Bold Front. For President Perón, busy with last week's reception to visiting Chilean President González Videla, it was all very embarrassing. But he put on a bold front. When the two Presidents journeyed to Tucumán, to celebrate the anniversary of Argentine political independence declared in that garden city in 1816, Perón issued what he called a declaration of "economic independence." Argentina, he said, had freed herself of "capitalistic, national and foreign" ties. But one result of the González visit was an Argentine agreement not to build synthetic nitrate plants, but to take its nitrates wholly from Chile.
(Time Magazine, Monday, 21 July, 1947.)

When Major General Royal B. Lord, U.S.A. (ret.) arrived in Buenos Aires 18 months ago to drum up some business for his new construction firm, he heard businessmen denouncing President Perón's new five-year plan for industrialization. "Exactly the kind of talk I heard in the first Roosevelt administration," said West Pointer Lord, who had worked for the New Deal (Passamaquoddy Tidal Power Project) long before he worked for Eisenhower in the European Theater of Operations service of supply. Perón, told what Lord had said, sent for him. Soon he was head of the President's "North American Technical Mission" and was advising on the whole five-year plan.

Last week, Engineer Lord was back in his Manhattan offices again. Thanks to him, Perón now understood many of the engineering and economic problems facing the five-year plan, was aware that it would take far more than five years to industrialize farm-minded Argentina. Though his contract had ended on 1 March 1948 "by mutual consent," Lord had praise for Perón, and with reason. The year, said he, had been worth "much more than a million" to his Inter-American Construction Corp. And he was surer than ever that he wanted to do business in Argentina.

With his technical staff, he had visited the headwaters of every Argentine river, studied every public-works project, met every provincial governor. He had learned what labor costs, how the bureaucracy works, where industry might expand. Now, in a private capacity, he meant to go back, bid for the big-money jobs and cash in on U.S. know-how.

For many such jobs, Lord admits, Argentina will need U.S. help. By lavish spending, Argentina has pretty well used up its once fat foreign exchange hoard. For $5 wheat it now gets mostly I.O.U.s. Even the millions the U.S. is likely to spend in Argentina for European Reconstruction Program (ERP) foodstuffs will help little, warns Lord, unless Argentina is allowed to buy U.S. machinery with it. "Steel," says he, "is the key to Argentina's program, and they will have to get it in the U.S."

If Engineer Lord could get steel for the Argentines, he could nail a $40 million contract to build in Buenos Aires what he believes would be the world's largest sewage-disposal plant. Lord also has his eye on hydroelectric plant and housing contracts. How to get the profits out? "A company can now withdraw profits up to 12% a year on its investment," he says. "Where else can you get 12% on your money?"
(Time Magazine, Monday, 22 March, 1948.)


1. Major-General Royal B. Lord (1899-1963) graduated from the US Military Academy in 1923 with a commission in the Corps of Engineers. He held various staff positions in European Theater of Operations, United States Army, including Chief of Staff, Communications Zone; and Deputy Chief of Staff at Headquarters (1942-1946). He retired in 1946.

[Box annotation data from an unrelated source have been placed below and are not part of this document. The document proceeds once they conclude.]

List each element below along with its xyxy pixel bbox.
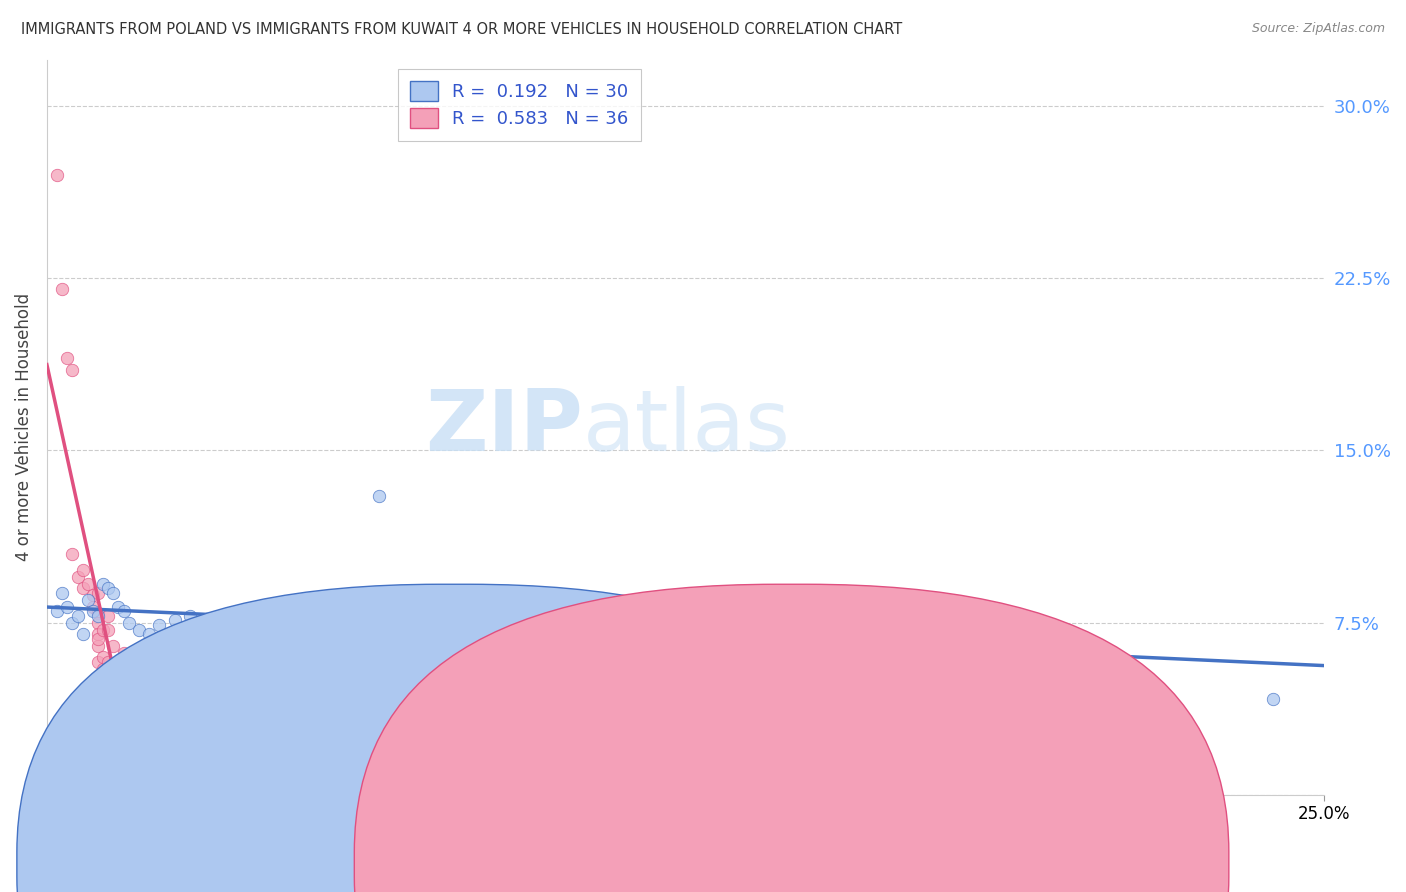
Point bbox=[62, 363, 84, 377]
Point bbox=[87, 696, 110, 710]
Point bbox=[87, 607, 110, 621]
Point bbox=[188, 615, 211, 630]
Point bbox=[82, 588, 104, 602]
Point bbox=[87, 586, 110, 600]
Point bbox=[87, 684, 110, 698]
Point bbox=[72, 581, 94, 595]
Point bbox=[91, 623, 114, 637]
Text: Source: ZipAtlas.com: Source: ZipAtlas.com bbox=[1251, 22, 1385, 36]
Point bbox=[82, 604, 104, 618]
Point bbox=[76, 592, 98, 607]
Point bbox=[97, 608, 120, 623]
Text: Immigrants from Poland: Immigrants from Poland bbox=[474, 857, 658, 871]
Point bbox=[87, 668, 110, 682]
Point bbox=[97, 623, 120, 637]
Point bbox=[91, 650, 114, 665]
Point bbox=[138, 627, 160, 641]
Point bbox=[163, 614, 186, 628]
Point bbox=[107, 700, 129, 714]
Point bbox=[1261, 691, 1284, 706]
Point bbox=[87, 655, 110, 669]
Point bbox=[56, 351, 79, 366]
Point bbox=[751, 615, 773, 630]
Point bbox=[215, 620, 238, 634]
Point bbox=[148, 618, 170, 632]
Y-axis label: 4 or more Vehicles in Household: 4 or more Vehicles in Household bbox=[15, 293, 32, 561]
Point bbox=[103, 639, 125, 653]
Text: ZIP: ZIP bbox=[426, 386, 583, 469]
Point bbox=[76, 576, 98, 591]
Point bbox=[128, 623, 150, 637]
Legend: R =  0.192   N = 30, R =  0.583   N = 36: R = 0.192 N = 30, R = 0.583 N = 36 bbox=[398, 69, 641, 141]
Point bbox=[112, 604, 135, 618]
Text: atlas: atlas bbox=[583, 386, 792, 469]
Point bbox=[117, 662, 139, 676]
Point bbox=[87, 632, 110, 646]
Text: Immigrants from Kuwait: Immigrants from Kuwait bbox=[811, 857, 995, 871]
Point bbox=[91, 662, 114, 676]
Point bbox=[291, 650, 314, 665]
Point bbox=[103, 691, 125, 706]
Point bbox=[240, 632, 263, 646]
Point bbox=[82, 599, 104, 614]
Point bbox=[66, 570, 89, 584]
Point bbox=[46, 168, 69, 182]
Point bbox=[62, 547, 84, 561]
Point bbox=[97, 678, 120, 692]
Point bbox=[138, 673, 160, 687]
Point bbox=[107, 599, 129, 614]
Text: IMMIGRANTS FROM POLAND VS IMMIGRANTS FROM KUWAIT 4 OR MORE VEHICLES IN HOUSEHOLD: IMMIGRANTS FROM POLAND VS IMMIGRANTS FRO… bbox=[21, 22, 903, 37]
Point bbox=[51, 586, 73, 600]
Point bbox=[87, 615, 110, 630]
Point bbox=[87, 627, 110, 641]
Point bbox=[547, 623, 569, 637]
Point bbox=[62, 615, 84, 630]
Point bbox=[103, 586, 125, 600]
Point bbox=[97, 581, 120, 595]
Point bbox=[51, 282, 73, 296]
Point bbox=[904, 627, 927, 641]
Point bbox=[97, 655, 120, 669]
Point bbox=[91, 678, 114, 692]
Point bbox=[72, 627, 94, 641]
Point bbox=[87, 639, 110, 653]
Point bbox=[367, 489, 389, 503]
Point bbox=[179, 608, 201, 623]
Point bbox=[72, 563, 94, 577]
Point bbox=[56, 599, 79, 614]
Point bbox=[91, 576, 114, 591]
Point bbox=[46, 604, 69, 618]
Point bbox=[495, 620, 517, 634]
Point bbox=[87, 608, 110, 623]
Point bbox=[117, 615, 139, 630]
Point bbox=[128, 655, 150, 669]
Point bbox=[66, 608, 89, 623]
Point bbox=[112, 646, 135, 660]
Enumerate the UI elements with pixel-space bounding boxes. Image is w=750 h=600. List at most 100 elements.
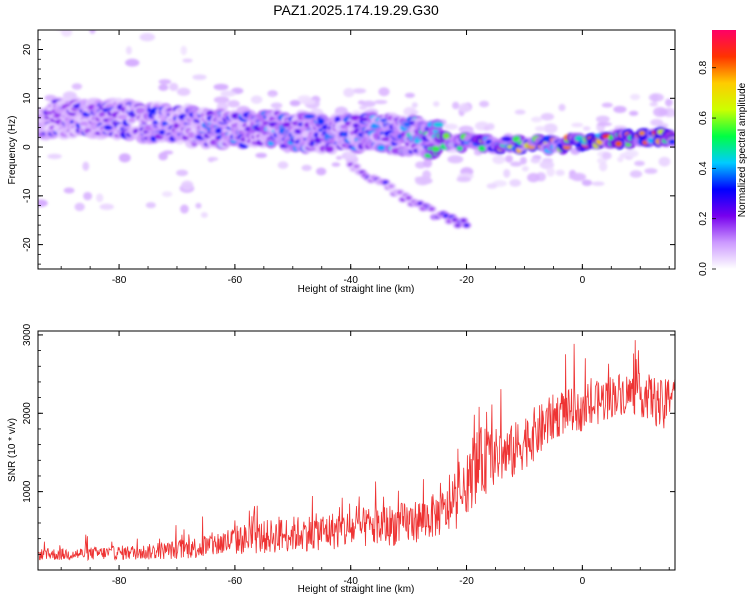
spectrogram-x-tick-label: 0 xyxy=(580,275,586,286)
heatmap-cell xyxy=(169,82,179,92)
heatmap-cell xyxy=(597,122,613,127)
heatmap-cell xyxy=(195,202,202,209)
heatmap-cell xyxy=(118,153,131,163)
heatmap-cell xyxy=(161,191,173,198)
colorbar-tick-label: 0.4 xyxy=(698,161,709,175)
heatmap-cell xyxy=(456,176,472,183)
colorbar-bar xyxy=(712,30,736,269)
heatmap-cell xyxy=(374,99,388,105)
colorbar-tick-label: 0.8 xyxy=(698,60,709,74)
heatmap-cell xyxy=(187,131,195,139)
heatmap-cell xyxy=(315,167,327,176)
heatmap-cell xyxy=(570,172,587,182)
heatmap-cell xyxy=(668,139,675,145)
heatmap-cell xyxy=(343,87,355,98)
heatmap-cell xyxy=(359,105,367,111)
spectrogram-x-label: Height of straight line (km) xyxy=(298,284,415,295)
spectrogram-y-tick-label: -20 xyxy=(22,237,33,252)
heatmap-cell xyxy=(165,20,177,27)
heatmap-cell xyxy=(534,126,546,132)
spectrogram-panel: -80 -60 -40 -20 0 20 10 0 -10 -20 Height of stra… xyxy=(7,10,676,295)
heatmap-cell xyxy=(63,187,75,194)
colorbar-ticks: 0.0 0.2 0.4 0.6 0.8 xyxy=(698,60,716,276)
heatmap-cell xyxy=(405,195,412,200)
heatmap-cell xyxy=(477,145,487,152)
heatmap-cell xyxy=(325,145,334,153)
heatmap-cell xyxy=(543,123,558,134)
heatmap-cell xyxy=(615,140,622,147)
snr-y-ticks: 3000 2000 1000 xyxy=(22,323,675,555)
heatmap-cell xyxy=(317,117,325,125)
spectrogram-x-tick-label: -20 xyxy=(459,275,474,286)
heatmap-cell xyxy=(669,111,675,117)
heatmap-cell xyxy=(599,161,608,172)
spectrogram-x-ticks: -80 -60 -40 -20 0 xyxy=(60,30,670,286)
snr-frame xyxy=(37,330,676,571)
heatmap-cell xyxy=(268,92,277,97)
heatmap-cell xyxy=(282,121,291,128)
spectrogram-y-tick-label: -10 xyxy=(22,188,33,203)
heatmap-cell xyxy=(376,144,386,151)
colorbar-tick-label: 0.6 xyxy=(698,111,709,125)
heatmap-cell xyxy=(443,123,458,130)
heatmap-cell xyxy=(89,30,96,34)
heatmap-cell xyxy=(530,157,541,164)
heatmap-cell xyxy=(546,167,555,177)
heatmap-cell xyxy=(71,83,83,90)
heatmap-cell xyxy=(519,156,527,165)
heatmap-cell xyxy=(82,161,90,171)
heatmap-cell xyxy=(644,168,658,174)
heatmap-cell xyxy=(452,101,460,110)
heatmap-cell xyxy=(486,183,498,189)
heatmap-cell xyxy=(255,152,268,159)
heatmap-cell xyxy=(521,165,529,172)
heatmap-cell xyxy=(634,160,645,167)
heatmap-cell xyxy=(492,155,506,165)
spectrogram-y-ticks: 20 10 0 -10 -20 xyxy=(22,29,675,265)
heatmap-cell xyxy=(96,193,104,203)
heatmap-cell xyxy=(220,90,236,97)
colorbar-tick-label: 0.0 xyxy=(698,262,709,276)
heatmap-cell xyxy=(514,109,526,115)
heatmap-cell xyxy=(483,125,490,131)
heatmap-cell xyxy=(581,179,593,186)
heatmap-cell xyxy=(158,84,169,91)
heatmap-cell xyxy=(207,156,219,162)
heatmap-cell xyxy=(227,100,240,108)
spectrogram-y-tick-label: 0 xyxy=(22,144,33,150)
heatmap-cell xyxy=(540,113,555,121)
heatmap-cell xyxy=(79,121,90,126)
heatmap-cell xyxy=(277,161,289,169)
heatmap-cell xyxy=(527,172,540,183)
heatmap-cell xyxy=(103,124,113,130)
snr-y-tick-label: 3000 xyxy=(22,323,33,346)
heatmap-cell xyxy=(200,212,208,218)
snr-x-tick-label: -40 xyxy=(343,576,358,587)
spectrogram-x-tick-label: -80 xyxy=(112,275,127,286)
snr-x-tick-label: -20 xyxy=(459,576,474,587)
heatmap-cell xyxy=(341,151,357,160)
heatmap-cell xyxy=(61,20,67,26)
heatmap-cell xyxy=(139,33,156,42)
snr-y-tick-label: 2000 xyxy=(22,402,33,425)
heatmap-cell xyxy=(289,99,301,107)
heatmap-cell xyxy=(301,164,312,171)
heatmap-cell xyxy=(558,103,566,112)
heatmap-cell xyxy=(83,191,93,201)
heatmap-cell xyxy=(158,79,172,85)
spectrogram-frame xyxy=(37,29,676,270)
snr-x-label: Height of straight line (km) xyxy=(298,584,415,595)
heatmap-cell xyxy=(601,102,613,108)
heatmap-cell xyxy=(531,116,543,123)
heatmap-cell xyxy=(353,164,360,169)
heatmap-cell xyxy=(59,10,73,15)
heatmap-cell xyxy=(555,169,565,176)
heatmap-cell xyxy=(300,99,316,105)
heatmap-cell xyxy=(629,170,643,178)
snr-x-ticks: -80 -60 -40 -20 0 xyxy=(60,331,670,587)
heatmap-cell xyxy=(378,87,390,97)
heatmap-cell xyxy=(651,93,659,103)
spectrogram-y-tick-label: 20 xyxy=(22,44,33,56)
heatmap-cell xyxy=(180,204,189,214)
heatmap-cell xyxy=(596,115,610,123)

2. Apparently, each of the General Electric (model 4GE756, A1A-A1A 900 HP) engines would have cost US$222,000 against US$116,000 for the Whitcomb (model 70DE30 C-C 600 HP) engines supplied by SIAM di Tella at about the same time. More powerful British steam locomotives, FCCA Class CS7 of 1948 and FCS Class 15B of 1949 had an average cost of US$83,100 f.o.b., the latter developing over 1340 HP at 77 km.p.h.